Alnımda yazanlar mı? Gerçekten kaderimiz yazılırken bazı sayfalar bize mi bırakıldı?

Aklımda kalanlar mı? Başımıza gelen olayların bize bıraktığı tek şey travmalardan ibaretti.

Oyunbozan mı haklı? Hayat aynı düzlükte ilerlemediğinde karşımıza çıkan engeller bizim oyunbozanımızdı.

Biri söylese. Bize, ölenle ölünmediğini, gidenle gidilmediği söylenildiğin de biri de oradan çıkıp, kalbe söz dinletilmiyor dese.

Bak dinledim seni, dokunmadım sana. Bazen öylesine konuşulan bir konu, basit bir görüşürüz sarılması, son veda olabilir.

Dokunmadım kalan rüyalara. Birlikte kurulan hayallerin, beraber yaşanılmayacağını anladığında kıyamaz insan onları başkasıyla yaşamaya, zihninde bir köşede saklar onları.

Zarar ziyan döküldü ortaya. Beraberken edilen tartışmanın değerini, o kişi yerine başkasıyla ettiğin de anlar insan gerçekleri, işte o zaman kırılmaktan da çekinmez insan, kırmaktan da. Sonları ise hep zarar ziyandır.

Ölüm kadar rahatmış ayrılık. Bazı ayrılıklar vardır, bir daha yüzünü görmek istemediğin insanın, sonsuza kadar yüzünü görememek zorunda kalmak.

Ufak tefek bi’kaç sorun mu var? Çözüme kavuşmayı bekleyen bir kaç sorun, sonunda cezasını çekmeyi bekleyen belkide bir kaç mahkum.

Geçer, geçer, zaman şu an yalan. Doğru zaman doğru insan, fakat onları bir hiç yapan aptal bir kaç hareketlilik.

Nedir ki, bak silindi hafızam. Unutmak isteyip, unutmuş gibi yapılan sabahların gecelerinde yaşanılan krizleri saklamaktır sır.

Hayat kadar yalanmış ayrılık. Ayrılık başladığında, hayat senin için bitmeye mahkumdur...

Son sayfayı da yazıcıda çıkarttıktan sonra hızla kendimi koltuğa, Oktay ve Volkan’ın yanına attım. “Oh be, bitti sonunda bilgisayar başında oturmaktan miyop olacaktım.” Volkan yayıldığı L koltuktan bana bir bakış atarak güldü. “Kızım alt tarafı yirmi dakika oturdun bilgisayarın başından sonra ben geçtim zaten.” Dediği şeye karşılık olarak omuz silktim ve sıkıldığımı belli edercesine konuştum. “Ya boş verin onu da, ben çok sıkıldım acaba havuza mı girsek. Daha sonra birleştiririz sayfaları, daha sabaha kadar yolu var bu işin.” Volkan hemen doğrulamak devam etti. “Çok çok çok mükemmelliyet abidesi bir fikir, bende ateş yakarım oturur sohbet eder dondurma yeriz.” Volkan’ın her işin arasına illa tıkınmayı da sokması gözden kaçmıyordu.
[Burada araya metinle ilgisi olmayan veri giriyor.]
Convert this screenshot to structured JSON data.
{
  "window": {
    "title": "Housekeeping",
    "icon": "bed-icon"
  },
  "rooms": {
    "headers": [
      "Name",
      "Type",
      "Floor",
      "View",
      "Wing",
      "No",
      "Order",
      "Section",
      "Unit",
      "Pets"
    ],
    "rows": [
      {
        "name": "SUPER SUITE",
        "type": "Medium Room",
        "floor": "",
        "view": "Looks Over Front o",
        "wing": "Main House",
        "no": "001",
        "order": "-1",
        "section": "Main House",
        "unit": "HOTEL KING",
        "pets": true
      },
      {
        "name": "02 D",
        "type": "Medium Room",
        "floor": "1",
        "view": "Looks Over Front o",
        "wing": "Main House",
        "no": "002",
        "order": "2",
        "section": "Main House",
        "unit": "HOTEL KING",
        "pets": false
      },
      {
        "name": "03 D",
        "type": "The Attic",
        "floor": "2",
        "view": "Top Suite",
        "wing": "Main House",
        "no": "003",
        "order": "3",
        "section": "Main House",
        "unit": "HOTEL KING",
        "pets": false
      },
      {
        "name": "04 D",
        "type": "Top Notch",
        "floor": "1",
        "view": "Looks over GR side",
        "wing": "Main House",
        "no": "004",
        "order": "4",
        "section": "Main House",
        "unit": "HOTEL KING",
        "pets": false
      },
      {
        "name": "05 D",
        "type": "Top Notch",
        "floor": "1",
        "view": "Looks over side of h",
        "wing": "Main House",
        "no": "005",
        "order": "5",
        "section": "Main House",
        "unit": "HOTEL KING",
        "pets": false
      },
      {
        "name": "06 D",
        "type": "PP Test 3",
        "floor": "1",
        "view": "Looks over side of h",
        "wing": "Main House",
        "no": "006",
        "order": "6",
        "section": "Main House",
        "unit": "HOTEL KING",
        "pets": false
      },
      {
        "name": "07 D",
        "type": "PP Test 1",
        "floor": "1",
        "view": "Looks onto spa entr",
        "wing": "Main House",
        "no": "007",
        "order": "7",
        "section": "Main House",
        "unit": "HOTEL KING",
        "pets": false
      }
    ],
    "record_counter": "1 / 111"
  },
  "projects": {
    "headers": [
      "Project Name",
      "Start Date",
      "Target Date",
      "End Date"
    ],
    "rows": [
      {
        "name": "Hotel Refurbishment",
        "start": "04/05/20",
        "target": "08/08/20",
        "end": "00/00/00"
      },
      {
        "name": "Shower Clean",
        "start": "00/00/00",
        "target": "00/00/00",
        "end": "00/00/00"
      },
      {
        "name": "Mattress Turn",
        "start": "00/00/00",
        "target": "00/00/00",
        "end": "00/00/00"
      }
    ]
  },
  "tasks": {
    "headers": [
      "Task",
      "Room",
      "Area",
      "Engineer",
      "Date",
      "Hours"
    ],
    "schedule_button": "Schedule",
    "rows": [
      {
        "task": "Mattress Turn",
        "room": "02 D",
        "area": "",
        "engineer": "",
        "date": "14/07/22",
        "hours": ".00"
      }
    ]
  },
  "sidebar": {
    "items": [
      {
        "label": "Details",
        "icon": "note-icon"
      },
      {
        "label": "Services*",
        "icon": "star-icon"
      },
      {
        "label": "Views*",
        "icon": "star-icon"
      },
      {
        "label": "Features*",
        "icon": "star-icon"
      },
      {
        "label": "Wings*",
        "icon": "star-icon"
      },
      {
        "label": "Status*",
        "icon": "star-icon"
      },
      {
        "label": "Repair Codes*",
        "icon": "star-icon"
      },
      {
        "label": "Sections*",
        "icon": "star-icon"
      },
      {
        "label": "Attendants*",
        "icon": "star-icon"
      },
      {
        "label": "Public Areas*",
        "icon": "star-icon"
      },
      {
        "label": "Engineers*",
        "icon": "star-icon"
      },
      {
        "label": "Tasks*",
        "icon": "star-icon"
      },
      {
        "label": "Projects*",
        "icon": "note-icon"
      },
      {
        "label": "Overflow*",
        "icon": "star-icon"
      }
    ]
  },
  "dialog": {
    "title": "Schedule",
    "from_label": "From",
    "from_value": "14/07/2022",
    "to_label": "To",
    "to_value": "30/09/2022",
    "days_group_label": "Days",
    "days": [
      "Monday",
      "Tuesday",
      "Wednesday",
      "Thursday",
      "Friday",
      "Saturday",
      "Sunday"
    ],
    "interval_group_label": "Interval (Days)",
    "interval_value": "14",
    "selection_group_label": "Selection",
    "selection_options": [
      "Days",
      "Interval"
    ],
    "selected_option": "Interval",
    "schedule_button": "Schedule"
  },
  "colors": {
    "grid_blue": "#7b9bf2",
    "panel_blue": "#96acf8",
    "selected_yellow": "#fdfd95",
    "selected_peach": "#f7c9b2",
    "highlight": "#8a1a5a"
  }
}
Dediği şeye gülerek onu onayladım ve işaret parmaklarımı ona yönlendirerek konuştum. “Kakao ve Limonlu.” Volkan da aynı hareket ile beni onayladı. “Kakao ve Limonlu tabii ki de.”

İkimiz de hevesle Oktay’a döndüğümüz de o... Fotoğraf çekiliyordu. Merakla ve gerçek bir samimiyetle sordum. “Oktay, gerçekten ne yapıyorsun?” o kadar konsantre olmuştu ki, bırakın beni duymayı sanırım kendini dünyadan soyutlamıştı bile. Volkan Oktay’a umutsuz bir vaka ya bakan doktorlar gibi bakarak bana döndü. Ve eliyle masayı gösterdi, gözlerim masa ile Volkan arasında gidip gelirken, anlamayarak başımı salladım. Volkan alnını ovarak sessizce konuştu. “Masada ki bardağı getirsene.” Dediği şeyi anlamıştım ama neden sessiz söylediğini anlamamıştım, sorgulamak yerine kalkarak masanın yanına ilerledim. Bir yandan da Oktay’a bakıyordum, gram umurunda değildi resmen, başında davul çalınsa duymayacak gibiydi. Masanın üzerin de ki yarısı dolu bardağı alarak Volkan’ın yanına doğru ilerledim.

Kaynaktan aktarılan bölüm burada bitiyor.